Funded by the Research, Innovation and Development Trust (RIDT), LARSOCS is truly the sum of its parts, and has brought together an eclectic interdisciplinary team of researchers. Dr Ing. Marc Anthony Azzopardi and Dr Ing. Brian Żammit (Department of Electronic Systems Engineering, Faculty of Engineering, UM) worked on the hardware design of an innovative control system with engineering graduate Karl Galea. Dr Charles Galdies (Institute of Earth Sciences, UM) took on image processing, correcting the collected images to allow measurements to be taken from them, while Dr Gianmarco Alberti from Italy worked on image processing and analysis for 3D modelling. Finally, Dr Maxine Anastasi (DoCA) worked with Dr Ing. John Charles Betts, project coordinator and lecturer (DoCA), on the work’s applications. Flights were piloted by Żammit and Betts.

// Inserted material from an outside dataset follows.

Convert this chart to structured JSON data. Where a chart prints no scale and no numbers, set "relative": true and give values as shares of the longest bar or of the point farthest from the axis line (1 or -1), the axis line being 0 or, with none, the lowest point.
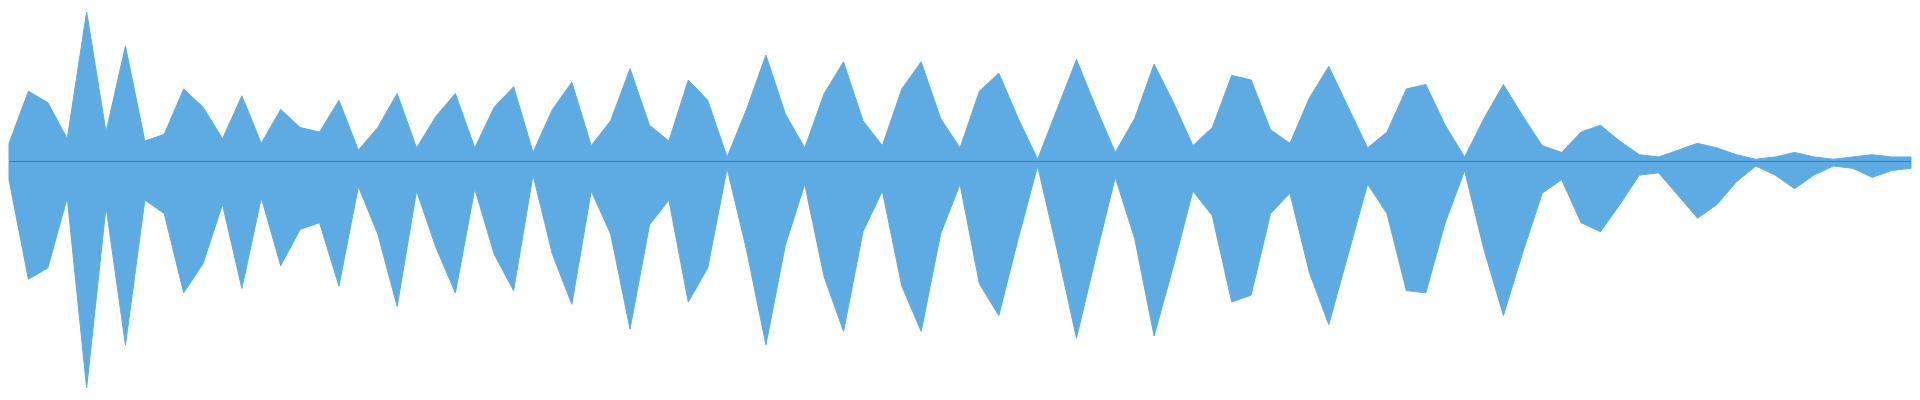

The team was later joined by Masters student Mannaïg L’Haridon (French National School of Geomatics, Paris). She turned out to be a windfall for the project, taking part in planning and carrying out the drone flights herself. She produced rectified images and photomosaics, large-scale detailed images built up by combining photographs of small areas. She also introduced the team to the open-source MicMac 3D software for image correction and three-dimensional model generation, a programme that was not only useful but also reduced costs considerably.

Harpy’s shadow over Roman tiles at Zejtun site

‘By remote sensing, the drones—named Harpy, Hera, and Hercules—capture data from a distance, and present it in various forms: from realistic images, to false colour showing variations in height, or point clouds used as the basis of virtual 3D models,’ explains Betts. The crux of the innovation lies in the design of a Local Positioning System (LPS) that would allow these off-the-shelf, low-cost drones to be flown at much lower heights than normal, both above ground and in confined spaces.

At the end of the first phase the LARSOCS team had managed to operate their drones manually and with pre-programmed flight instructions. The LPS design is now complete, which means that in the second phase of the project the team will construct drones that are capable of fully-automated flight at very low altitudes.

‘The funding has given the department some incredible new tools, which have allowed us to create 3D models, and digital elevation models of a quarry site in the Clapham Junction area near Siġġiewi, and a 330MB-photomosaic of the Żejtun Punic/Roman fieldwork site,’ Betts continues.

‘This changes everything. Until now, we have mostly relied on drawings, written text, and traditional photography when documenting excavations that are reburied after discovery. Now, through the use of these drones and specific software, we can have a very comprehensive graphic record of what has been unearthed. This can be used in tandem with the written data record and drawings for further research, or even to create 3D virtual models to be displayed within museums.’

LARSOCS, although officially closed as a project, is still very much alive, and plans are being made to launch Phase Two, which will continue building on what has been achieved so far. Betts and the team are already on the hunt for future applications of the technology, including virtual reality tours, as well as design and manufacture of 3D-printed solid models intended for visually impaired people.

‘Although this was a small-scale project, it’s a force multiplier and a game changer,’ says Betts. ‘And not just for those involved in Archaeology and its related disciplines. Collaboration is definitely on the cards. In the future it could be used by others within the UM, across areas as diverse as geoscience and agriculture, IT, and engineering and environmental studies that reap the benefits of this work by applying it to new concepts.’